Once more into the breach of university life, and thus begins the ephemeral season of freshers, where nothing yet is really essential except trying to find your tutorial classroom (Impossible task) and trying to keep yourself out of the North Sea after a night you find yourself glad you cannot quite remember (doubly impossible task, it will always happen—embrace the culture). I personally maintain the view that the beginnings of September should be spent sucking up the last lights of summer in exclusively non-academic hedonism. Ultimately, however you choose to spend the following weeks, one thing which is absolutely vital is an accompanying playlist. This, I mean to provide.


Instead of delving into party anthems and background noise for free-bars and white-lie pres, which, need no introduction, I figured I would take the opportunity to address those whom all of these events are curated for: freshers. Furthermore, I want to acknowledge the melancholy side of the beginning of term, and for a lot, the beginning of university. It can be rough, isolating, unbelievably lonesome and at times utterly unbearable. Sometimes, I think, the only consolation for me in my initial time in St Andrews was the lovely variety of beaches to walk along in a homesick haze. And, of course, one particular work by Simon and Garfunkel.


It was the song ‘America’, a hardly underground tune by the duo, but still, in my opinion, underrated. No song quite portrays the effects of the hope and excitement contained within the prospect of leaving home, nor the quiet and untraceable disappointment that manifests when the results—almost inevitably—tumbles somewhere short of expectations. ‘America’ by Simon and Garfunkel is the faultless encapsulation of that life defining experience, the gap between the home for which you have grown too restless and the idea of something bigger that you have grown in your head.

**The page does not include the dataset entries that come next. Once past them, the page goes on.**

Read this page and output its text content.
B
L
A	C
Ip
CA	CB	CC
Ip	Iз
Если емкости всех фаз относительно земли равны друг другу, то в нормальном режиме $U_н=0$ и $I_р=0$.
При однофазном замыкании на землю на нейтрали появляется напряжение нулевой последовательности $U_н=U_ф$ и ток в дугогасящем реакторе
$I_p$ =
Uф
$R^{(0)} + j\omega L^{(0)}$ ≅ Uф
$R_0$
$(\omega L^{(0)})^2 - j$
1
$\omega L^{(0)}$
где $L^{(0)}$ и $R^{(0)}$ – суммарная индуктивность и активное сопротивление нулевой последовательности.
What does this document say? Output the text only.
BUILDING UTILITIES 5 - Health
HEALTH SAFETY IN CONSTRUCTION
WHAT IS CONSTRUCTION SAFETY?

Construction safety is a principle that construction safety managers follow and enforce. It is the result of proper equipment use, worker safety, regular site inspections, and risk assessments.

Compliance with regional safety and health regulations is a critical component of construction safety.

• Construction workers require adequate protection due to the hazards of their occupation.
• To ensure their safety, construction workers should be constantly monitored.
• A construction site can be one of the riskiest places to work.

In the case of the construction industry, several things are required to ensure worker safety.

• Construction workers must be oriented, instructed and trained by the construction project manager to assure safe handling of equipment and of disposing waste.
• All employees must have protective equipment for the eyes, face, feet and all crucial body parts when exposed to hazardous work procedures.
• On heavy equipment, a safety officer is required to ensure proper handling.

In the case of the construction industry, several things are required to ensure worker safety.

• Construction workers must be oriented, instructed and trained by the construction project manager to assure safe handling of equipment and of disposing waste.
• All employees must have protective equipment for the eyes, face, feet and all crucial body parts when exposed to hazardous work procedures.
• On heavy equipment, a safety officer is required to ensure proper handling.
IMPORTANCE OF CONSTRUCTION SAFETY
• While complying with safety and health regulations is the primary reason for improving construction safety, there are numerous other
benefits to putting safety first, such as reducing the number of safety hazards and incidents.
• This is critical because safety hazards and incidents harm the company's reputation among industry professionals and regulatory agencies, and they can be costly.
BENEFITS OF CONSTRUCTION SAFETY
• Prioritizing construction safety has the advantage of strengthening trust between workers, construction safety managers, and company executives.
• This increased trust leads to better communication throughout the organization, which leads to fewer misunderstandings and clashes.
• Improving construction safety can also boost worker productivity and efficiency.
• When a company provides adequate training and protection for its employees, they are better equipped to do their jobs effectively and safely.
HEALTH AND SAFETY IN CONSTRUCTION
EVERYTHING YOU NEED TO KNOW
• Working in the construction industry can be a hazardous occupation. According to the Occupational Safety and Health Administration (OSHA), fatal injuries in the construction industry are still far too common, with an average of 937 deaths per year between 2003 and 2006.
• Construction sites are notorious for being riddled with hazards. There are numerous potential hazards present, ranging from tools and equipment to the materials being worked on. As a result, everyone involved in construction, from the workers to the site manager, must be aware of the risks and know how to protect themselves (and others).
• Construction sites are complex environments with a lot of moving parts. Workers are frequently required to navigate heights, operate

The song tells the story of Paul Simon and his girlfriend, Kathy, as they leave England, in search of their own idea—America. It begins with a romantic tone, Paul suggesting that they ‘marry their fortunes together’. They, not unlike yours truly, have no fortunes to intertwine other than their own shared dream of the world that awaits them. It’s utterly delusional, of course, but how else are a couple of broke young people expected to have any fun? The song follows them as they hitchhike and bus through Michigan, sharing packs of cigarettes and poking fun at the people around them with bright, youthful arrogance.


Alas, the fun cannot last forever. The last verse illustrates Paul’s revelation as he wakes up in the middle of the night and turns to sleeping Kathy. Something is wrong, but he cannot express it. Watching the cars speed down the New Jersey Turnpike, he comes to the deflating conclusion that they are all chasing the same dream that he and Kathy are, they are all searching for ‘America’, and they all remain fruitless in their endeavours.


It is startling, humbling and terrifying to leave home and see suddenly that although you knew the world was not small you, in ignorant youth, could never have foreseen nor comprehended its true size. Instantaneously, you face a hundred people who all want to do the same things that you do, people who seem more keen, more apt, and more able. What you thought was revolutionary is common knowledge, what you thought was great was mundane, and what you thought was your destiny seems ridiculously unachievable.


There is, however, a consolation that I believe to be folded in the musical outro. St Andrews may not be the place that you imagined it was, but there is still golden opportunity buried here. My advice would be to cast out the dreams and expectations that got you here and embrace the town for what it is—albeit charmingly absurd and at times flat out bizarre. The fun ensues in the unravelling what the reality of like away from home is. You are not a fool for expecting something other than what has been presented to you. You are never as alone as you perceive yourself to be. They’ve all come to look for ‘America’.